Essa elevação de 125 bps[3] foi comparável em magnitude ao “taper tantrum” – o “chilique” do mercado quando Ben Bernanke anunciou que iria reduzir as compras de ativos em 2014 (aprox. 140 bps), e foi muito maior que as elevações ocorridas na eleição de Donald Trump (+80 bps), no pacote fiscal de 2017 (+90 bps) e quando o Fed indicou que elevaria de forma relevante a taxa dos Fed Funds em final de 2018 (+50 bps).
Sem dúvida, a elevação da inflação foi mais intensa e mais prolongada do que se imaginava. Mais do que isso, os inéditos estímulos fiscais e monetários de 2020 justificavam a narrativa de que estávamos entrando num processo inflacionário prolongado, e não apenas vivendo um repique temporário como defende o Fed – e com o que concordamos. Essa combinação levou o mercado a duvidar da disposição e capacidade do Banco Central americano em controlar a elevação de inflação, reforçando a alta da inflação implícita e das taxas de juros nominais mostrada no gráfico anterior.
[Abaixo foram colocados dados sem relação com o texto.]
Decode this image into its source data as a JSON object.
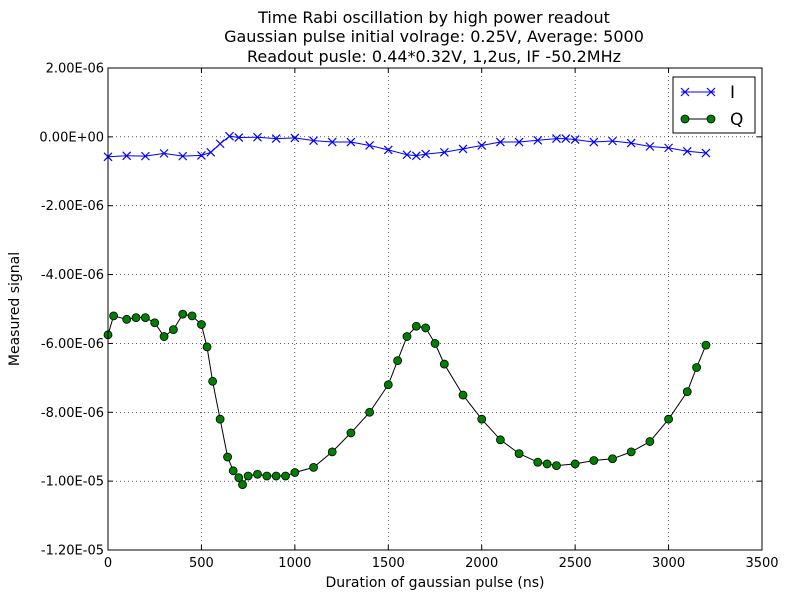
{
  "chart_data": {
    "type": "line",
    "title_lines": [
      "Time Rabi oscillation by high power readout",
      "Gaussian pulse initial volrage: 0.25V, Average: 5000",
      "Readout pusle: 0.44*0.32V, 1,2us, IF -50.2MHz"
    ],
    "xlabel": "Duration of gaussian pulse (ns)",
    "ylabel": "Measured signal",
    "xlim": [
      0,
      3500
    ],
    "ylim": [
      -1.2e-05,
      2e-06
    ],
    "x_ticks": [
      0,
      500,
      1000,
      1500,
      2000,
      2500,
      3000,
      3500
    ],
    "x_tick_labels": [
      "0",
      "500",
      "1000",
      "1500",
      "2000",
      "2500",
      "3000",
      "3500"
    ],
    "y_ticks": [
      2e-06,
      0,
      -2e-06,
      -4e-06,
      -6e-06,
      -8e-06,
      -1e-05,
      -1.2e-05
    ],
    "y_tick_labels": [
      "2.00E-06",
      "0.00E+00",
      "-2.00E-06",
      "-4.00E-06",
      "-6.00E-06",
      "-8.00E-06",
      "-1.00E-05",
      "-1.20E-05"
    ],
    "grid": true,
    "legend_position": "top-right",
    "series": [
      {
        "name": "I",
        "color": "#0000ff",
        "marker": "x",
        "x": [
          0,
          100,
          200,
          300,
          400,
          500,
          550,
          600,
          650,
          700,
          800,
          900,
          1000,
          1100,
          1200,
          1300,
          1400,
          1500,
          1600,
          1650,
          1700,
          1800,
          1900,
          2000,
          2100,
          2200,
          2300,
          2400,
          2450,
          2500,
          2600,
          2700,
          2800,
          2900,
          3000,
          3100,
          3200
        ],
        "y": [
          -5.8e-07,
          -5.5e-07,
          -5.6e-07,
          -4.8e-07,
          -5.6e-07,
          -5.4e-07,
          -4.5e-07,
          -2e-07,
          2e-08,
          -2e-08,
          -1e-08,
          -5e-08,
          -3e-08,
          -1.1e-07,
          -1.5e-07,
          -1.5e-07,
          -2.5e-07,
          -3.8e-07,
          -5.2e-07,
          -5.5e-07,
          -5e-07,
          -4.5e-07,
          -3.5e-07,
          -2.5e-07,
          -1.5e-07,
          -1.5e-07,
          -1e-07,
          -5e-08,
          -5e-08,
          -8e-08,
          -1.5e-07,
          -1.2e-07,
          -1.8e-07,
          -2.8e-07,
          -3.2e-07,
          -4.2e-07,
          -4.7e-07
        ]
      },
      {
        "name": "Q",
        "color": "#008000",
        "marker": "o",
        "x": [
          0,
          30,
          100,
          150,
          200,
          250,
          300,
          350,
          400,
          450,
          500,
          530,
          560,
          600,
          640,
          670,
          700,
          720,
          750,
          800,
          850,
          900,
          950,
          1000,
          1100,
          1200,
          1300,
          1400,
          1500,
          1550,
          1600,
          1650,
          1700,
          1750,
          1800,
          1900,
          2000,
          2100,
          2200,
          2300,
          2350,
          2400,
          2500,
          2600,
          2700,
          2800,
          2900,
          3000,
          3100,
          3150,
          3200
        ],
        "y": [
          -5.75e-06,
          -5.2e-06,
          -5.3e-06,
          -5.25e-06,
          -5.25e-06,
          -5.4e-06,
          -5.8e-06,
          -5.6e-06,
          -5.15e-06,
          -5.2e-06,
          -5.45e-06,
          -6.1e-06,
          -7.1e-06,
          -8.2e-06,
          -9.3e-06,
          -9.7e-06,
          -9.9e-06,
          -1.01e-05,
          -9.85e-06,
          -9.8e-06,
          -9.85e-06,
          -9.85e-06,
          -9.85e-06,
          -9.75e-06,
          -9.6e-06,
          -9.15e-06,
          -8.6e-06,
          -8e-06,
          -7.2e-06,
          -6.5e-06,
          -5.8e-06,
          -5.5e-06,
          -5.55e-06,
          -6e-06,
          -6.6e-06,
          -7.5e-06,
          -8.2e-06,
          -8.8e-06,
          -9.2e-06,
          -9.45e-06,
          -9.5e-06,
          -9.55e-06,
          -9.5e-06,
          -9.4e-06,
          -9.35e-06,
          -9.15e-06,
          -8.85e-06,
          -8.2e-06,
          -7.4e-06,
          -6.7e-06,
          -6.05e-06
        ]
      }
    ]
  }
}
Uma rápida reversão de expectativas
Como é comum em dinâmicas de mercado, em um curto espaço de tempo a combinação de alguns fatores reverteu fortemente essas tendências. Em primeiro lugar, na reunião do Fed de junho, os participantes do FOMC passaram a antever uma elevação da taxa de juros básica em 2023. Além disso, Jerome Powell indicou que o Fed reconhece que há progresso na direção dos objetivos do Fed, embora também tenha enfatizado que a redução do afrouxamento quantitativo ainda requer mais recuperação do mercado de trabalho. No entanto, do lado da inflação, Powell destacou que:
O Fed vê a elevação atual como transitória
A autoridade monetária dispõe de ferramentas muito eficazes para combater a alta da inflação e
O Fed não pretende tolerar taxas de inflação muito mais elevadas que o objetivo de 2% por muito tempo.
Este é um ótimo exemplo do poder de sinalização do Fed: apenas com palavras, sinalizando que atuará para conter eventuais elevações de inflação, o Banco Central foi capaz de reverter a percepção de que estava atrás da curva.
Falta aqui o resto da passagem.